At this year’s Eawag Info Day – held on Tuesday, 9 September in cooperation with the Swiss Gas and Water Industry Association – the latest findings of research on the topic of “Water supplies and bank filtration – a system under pressure?” are being presented to almost 300 scientists, water professionals, administration officials and policymakers.
World-leading water protection
Opening the event, Eawag Director Janet Hering said that Switzerland possesses the technical competence, financial resources and effective governance that are needed to manage its water resources sustainably. In its plans for river restoration and the control of micropollutant discharge from wastewater treatment plants, Switzerland “stands at the forefront of water protection worldwide”. Eawag, she added, was proud to contribute its expertise to these endeavours. At the same time, she pointed out that the high quality of Swiss water supplies often depends on the removal of contaminants and pathogens by soil filtration – and that the natural protection of groundwater is not infallible and cannot be taken for granted. Aquifer contamination, she warned, is nearly irreversible.
Ubiquitous human impacts
80% of Switzerland’s drinking water is sourced from groundwater, and a third of these aquifers are fed by infiltrating river water. As bank filtration is increasingly significant for drinking water production, it is important to be aware of any changes in river water quality. Recent studies by Eawag show that the impacts of human activities are observable in all surface waters. Between 100 and 160 different organic micropollutants – largely pharmaceuticals and food additives – were detected in effluents from wastewater treatment plants (see Figure). Summed up, the total concentration of these compounds is around 70–80 micrograms per litre. Even low concentrations represent substantial loads: in the Rhine, for example, over 42 tonnes of the artificial sweetener acesulfame is carried downstream from Basel per year, and about 13 tonnes of the antidiabetic drug metformin.
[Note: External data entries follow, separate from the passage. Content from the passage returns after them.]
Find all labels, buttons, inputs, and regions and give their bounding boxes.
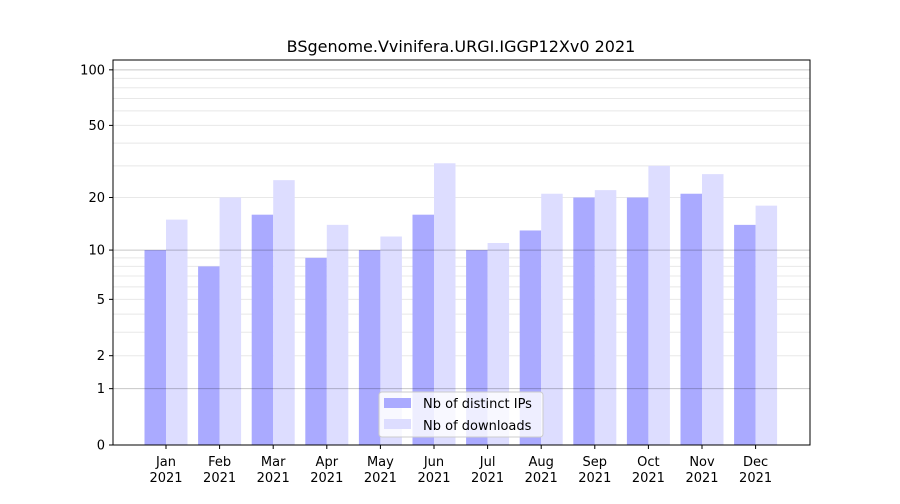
plot-frame: [112, 59, 811, 446]
bar-downloads: [166, 219, 188, 445]
y-tick-label: 0: [97, 439, 105, 454]
x-tick-label-year: 2021: [310, 471, 343, 486]
legend-box: [378, 391, 544, 438]
bar-ips: [734, 224, 756, 445]
bar-ips: [144, 250, 166, 445]
x-tick-label-month: Feb: [208, 455, 231, 470]
x-tick-label-month: Jul: [479, 455, 496, 470]
x-tick-label-month: Jan: [155, 455, 176, 470]
bar-ips: [680, 193, 702, 445]
legend-swatch-downloads: [384, 419, 411, 429]
legend-swatch-ips: [384, 398, 411, 408]
x-tick-label-month: Sep: [583, 455, 608, 470]
x-axis: Jan2021Feb2021Mar2021Apr2021May2021Jun20…: [149, 445, 772, 486]
bar-downloads: [273, 180, 295, 445]
x-tick-label-year: 2021: [525, 471, 558, 486]
x-tick-label-year: 2021: [364, 471, 397, 486]
y-tick-label: 20: [88, 191, 105, 206]
x-tick-label-year: 2021: [471, 471, 504, 486]
bar-ips: [573, 197, 595, 445]
bar-downloads: [541, 193, 563, 445]
x-tick-label-year: 2021: [257, 471, 290, 486]
bars: [144, 163, 778, 445]
x-tick-label-month: Nov: [689, 455, 715, 470]
x-tick-label-year: 2021: [578, 471, 611, 486]
y-tick-label: 10: [88, 244, 105, 259]
chart-title: BSgenome.Vvinifera.URGI.IGGP12Xv0 2021: [287, 37, 636, 56]
x-tick-label-year: 2021: [203, 471, 236, 486]
x-tick-label-month: Apr: [316, 455, 339, 470]
bar-ips: [358, 250, 381, 445]
x-tick-label-month: Mar: [261, 455, 286, 470]
x-tick-label-month: Dec: [743, 455, 768, 470]
y-axis: 0 1 2 5 10 20 50 100: [80, 63, 113, 454]
x-tick-label-year: 2021: [632, 471, 665, 486]
bar-ips: [198, 266, 220, 445]
bar-downloads: [434, 163, 456, 445]
y-tick-label: 100: [80, 63, 105, 78]
x-tick-label-year: 2021: [149, 471, 182, 486]
bar-downloads: [594, 190, 617, 445]
bar-ips: [251, 214, 274, 445]
y-tick-label: 5: [97, 293, 105, 308]
y-tick-label: 2: [97, 349, 105, 364]
bar-downloads: [702, 174, 724, 445]
x-tick-label-month: Oct: [637, 455, 659, 470]
bar-ips: [412, 214, 434, 445]
x-tick-label-year: 2021: [685, 471, 718, 486]
bar-downloads: [755, 205, 778, 445]
legend: Nb of distinct IPs Nb of downloads: [378, 391, 544, 438]
bar-downloads: [648, 165, 670, 445]
bar-downloads: [326, 224, 349, 445]
legend-label-ips: Nb of distinct IPs: [423, 397, 532, 412]
x-tick-label-year: 2021: [739, 471, 772, 486]
x-tick-label-month: May: [367, 455, 394, 470]
y-tick-label: 1: [97, 382, 105, 397]
bar-ips: [519, 230, 542, 445]
y-tick-label: 50: [88, 119, 105, 134]
bar-ips: [626, 197, 649, 445]
grid-overlay: [113, 69, 810, 390]
bar-downloads: [219, 197, 242, 445]
bar-ips: [305, 257, 327, 445]
x-tick-label-month: Jun: [423, 455, 444, 470]
legend-label-downloads: Nb of downloads: [423, 419, 532, 434]
x-tick-label-year: 2021: [417, 471, 450, 486]
x-tick-label-month: Aug: [529, 455, 554, 470]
Impacts of climate change – and land use
Water is also affected by rising temperatures. For example, studies carried out during the 2003 summer heatwave showed that higher groundwater temperatures in some aquifers led to complete depletion of dissolved oxygen, with precipitation of dissolved iron and manganese being observed at certain pumping stations. If such conditions became more frequent, significant additional efforts would be required on the part of water suppliers, since pumped groundwater could no longer be supplied without further treatment. In addition, increased precipitation during the winter – as is predicted by climate models – may increase the leaching of nitrates and soil erosion on cultivated land, if agricultural practices remain unchanged. Experts agree, however, that for typical well catchments, land use or development has a greater influence on surface water quality than climate-related effects.
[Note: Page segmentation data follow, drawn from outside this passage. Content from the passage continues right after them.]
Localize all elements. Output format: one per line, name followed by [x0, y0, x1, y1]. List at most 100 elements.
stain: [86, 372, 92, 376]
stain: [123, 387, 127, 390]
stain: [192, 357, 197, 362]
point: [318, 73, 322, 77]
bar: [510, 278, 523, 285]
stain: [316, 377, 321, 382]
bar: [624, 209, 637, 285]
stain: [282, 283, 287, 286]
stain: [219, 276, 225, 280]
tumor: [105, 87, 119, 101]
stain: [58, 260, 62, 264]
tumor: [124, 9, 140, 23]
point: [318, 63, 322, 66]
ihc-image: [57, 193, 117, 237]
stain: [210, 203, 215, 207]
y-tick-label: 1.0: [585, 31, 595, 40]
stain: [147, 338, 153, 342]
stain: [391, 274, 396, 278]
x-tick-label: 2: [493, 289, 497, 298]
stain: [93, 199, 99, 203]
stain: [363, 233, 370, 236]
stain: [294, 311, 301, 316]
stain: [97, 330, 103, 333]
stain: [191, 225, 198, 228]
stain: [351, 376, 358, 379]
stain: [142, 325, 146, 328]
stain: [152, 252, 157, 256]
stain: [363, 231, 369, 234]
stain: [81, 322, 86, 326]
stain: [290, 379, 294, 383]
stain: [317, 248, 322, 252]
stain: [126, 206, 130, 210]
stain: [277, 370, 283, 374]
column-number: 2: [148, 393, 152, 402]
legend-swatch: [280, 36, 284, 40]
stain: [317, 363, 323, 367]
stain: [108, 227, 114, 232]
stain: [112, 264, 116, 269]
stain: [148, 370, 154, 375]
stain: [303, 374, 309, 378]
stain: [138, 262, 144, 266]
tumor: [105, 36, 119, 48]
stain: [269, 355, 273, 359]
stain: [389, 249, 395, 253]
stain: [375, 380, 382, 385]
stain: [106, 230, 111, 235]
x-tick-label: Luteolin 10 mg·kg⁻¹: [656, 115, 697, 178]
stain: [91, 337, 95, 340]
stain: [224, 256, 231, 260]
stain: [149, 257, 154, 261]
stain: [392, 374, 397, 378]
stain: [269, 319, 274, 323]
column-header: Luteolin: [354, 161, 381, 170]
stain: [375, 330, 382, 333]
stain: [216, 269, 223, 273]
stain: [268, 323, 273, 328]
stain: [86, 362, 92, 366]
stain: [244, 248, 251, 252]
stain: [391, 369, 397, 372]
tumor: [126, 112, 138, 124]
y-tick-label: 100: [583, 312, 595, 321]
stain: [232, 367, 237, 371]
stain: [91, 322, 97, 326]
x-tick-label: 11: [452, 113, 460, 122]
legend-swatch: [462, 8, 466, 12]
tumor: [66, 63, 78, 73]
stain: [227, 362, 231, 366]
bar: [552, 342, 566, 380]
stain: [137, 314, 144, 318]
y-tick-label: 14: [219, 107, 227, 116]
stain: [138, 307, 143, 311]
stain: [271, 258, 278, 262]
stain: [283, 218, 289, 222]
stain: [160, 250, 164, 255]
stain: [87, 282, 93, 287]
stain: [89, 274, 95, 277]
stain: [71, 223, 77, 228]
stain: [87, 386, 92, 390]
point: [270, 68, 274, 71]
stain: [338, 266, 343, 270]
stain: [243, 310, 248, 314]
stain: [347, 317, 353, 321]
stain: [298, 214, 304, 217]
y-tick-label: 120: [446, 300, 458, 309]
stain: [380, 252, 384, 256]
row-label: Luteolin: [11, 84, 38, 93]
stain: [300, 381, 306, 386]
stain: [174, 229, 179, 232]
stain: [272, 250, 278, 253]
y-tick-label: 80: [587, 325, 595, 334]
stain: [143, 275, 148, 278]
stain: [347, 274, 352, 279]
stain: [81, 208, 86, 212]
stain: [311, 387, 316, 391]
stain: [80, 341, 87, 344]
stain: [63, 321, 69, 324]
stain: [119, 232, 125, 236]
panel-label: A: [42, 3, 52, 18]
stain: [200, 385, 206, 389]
Undesirable, but not of toxicological concern
If groundwater is extracted from near-river wells, the question arises to what extent contaminants in bank filtrate are retarded or degraded as they pass through the subsurface. In an Eawag project on the Thur, almost 100 substances were detected both in river and in groundwater, although concentrations in groundwater were generally lower. Various pharmaceuticals are rapidly eliminated as they pass through the infiltration zone – in some cases even within the first few metres. During the winter, however, degradation is slowed or halted as a result of lower water temperatures. The low concentrations – in the nanogram (billionth of a gram) per litre range – at which certain persistent substances, e.g. contrast agents, occur in drinking water are not believed to be hazardous to human health. But according to environmental chemist Juliane Hollender, “Persistent synthetic compounds are, as a general rule, undesirable in natural waters and in drinking water.” She emphasizes, however, that the levels measured to date are well below the concentrations of contaminants typically found – and permitted – in food.
Prevention is better than cure
According to Urs von Gunten, Head of the Drinking Water Competence Centre at Eawag, the “river‑groundwater-drinking water” system in Switzerland benefits from a sound water protection strategy which is designed to minimize pollution of water resources and is based on a precautionary approach. Also required, in his view, are close observation and a detailed understanding of the underlying processes – e.g. in river restoration. In certain situations, additional treatment or even relocation of wells could become necessary. As Janet Hering noted, a “win-win” is not always possible in the event of competing water uses. Accordingly, Eawag seeks to support policymakers by providing a sound scientific basis for transparent decision-making.